What the result stores – and what it does not

The result of an AI analysis is stored encrypted, just like the underlying transcript. No one outside your account can read it – neither our staff nor anyone who might gain physical access to the database. The prompts we use internally to steer the model are also not logged together with your content.

What we do store: that a job of a particular type (summary, minutes, …) ran, when it ran and how long the processing took. We need this metadata for billing, error diagnostics and capacity planning. The content of your transcripts or the AI results is not included in these logs.

Why AI analysis is only available in the Ultra plan

AI analysis runs on the same GPUs as the transcription. A single article job can occupy a GPU for several minutes; minutes or a summary take considerably less time. This is more expensive than an API call at a cloud provider, but we do not hand the hardware over to third parties.
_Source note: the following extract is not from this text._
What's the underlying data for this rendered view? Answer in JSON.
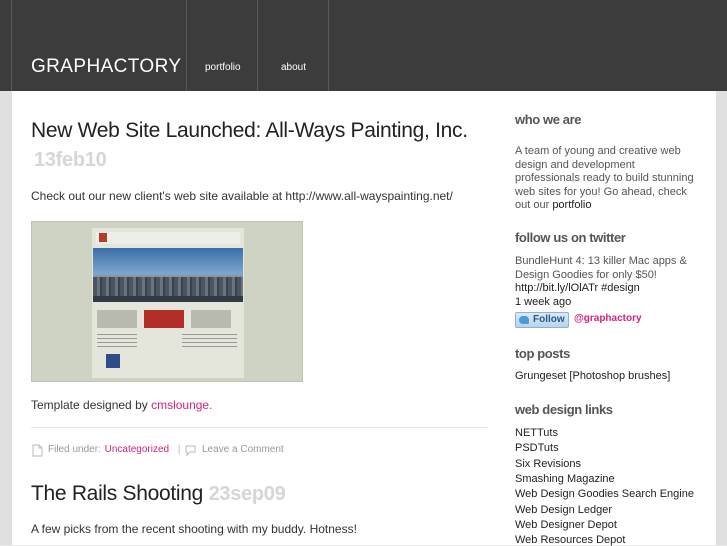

That is why the feature is included in the Ultra plan. Anyone who wants to use it actively gets the hardware capacity required for it – at a predictable monthly price, rather than being billed by tokens. You can find all the details about the plans on the pricing page.

Summary

Local open-source model: Runs on scryp’s own GPU workers in the EU. No external API call, no US LLM provider.
Isolated environment: The model has no internet access. It cannot send data to the outside world, because it technically has no connection for it.
Same security model as the transcription: Results are stored encrypted, and processing runs in the same isolated environment.
No training on user data: The model is static. Your content does not flow back into the model.
Five types of analysis: Summary, minutes, task list, social media post (LinkedIn/Facebook/X) and article – each optimized for a concrete use case.
Ultra plan: AI analysis is part of the Ultra plan, because the GPU time it requires ties up real hardware capacity.

Conclusion

An AI feature that then sends your carefully encrypted transcript off to an external cloud service makes little sense from a data-protection standpoint. That is why scryp does not do it. The summary, the minutes, the task list, the social media post and the article are created on the same worker system that also performs the transcription – in the EU, on our own GPU infrastructure, with a local open-source model that has no window to the outside world. It is slower and more expensive than an API call to OpenAI – but it is the only variant that fits the rest of the architecture.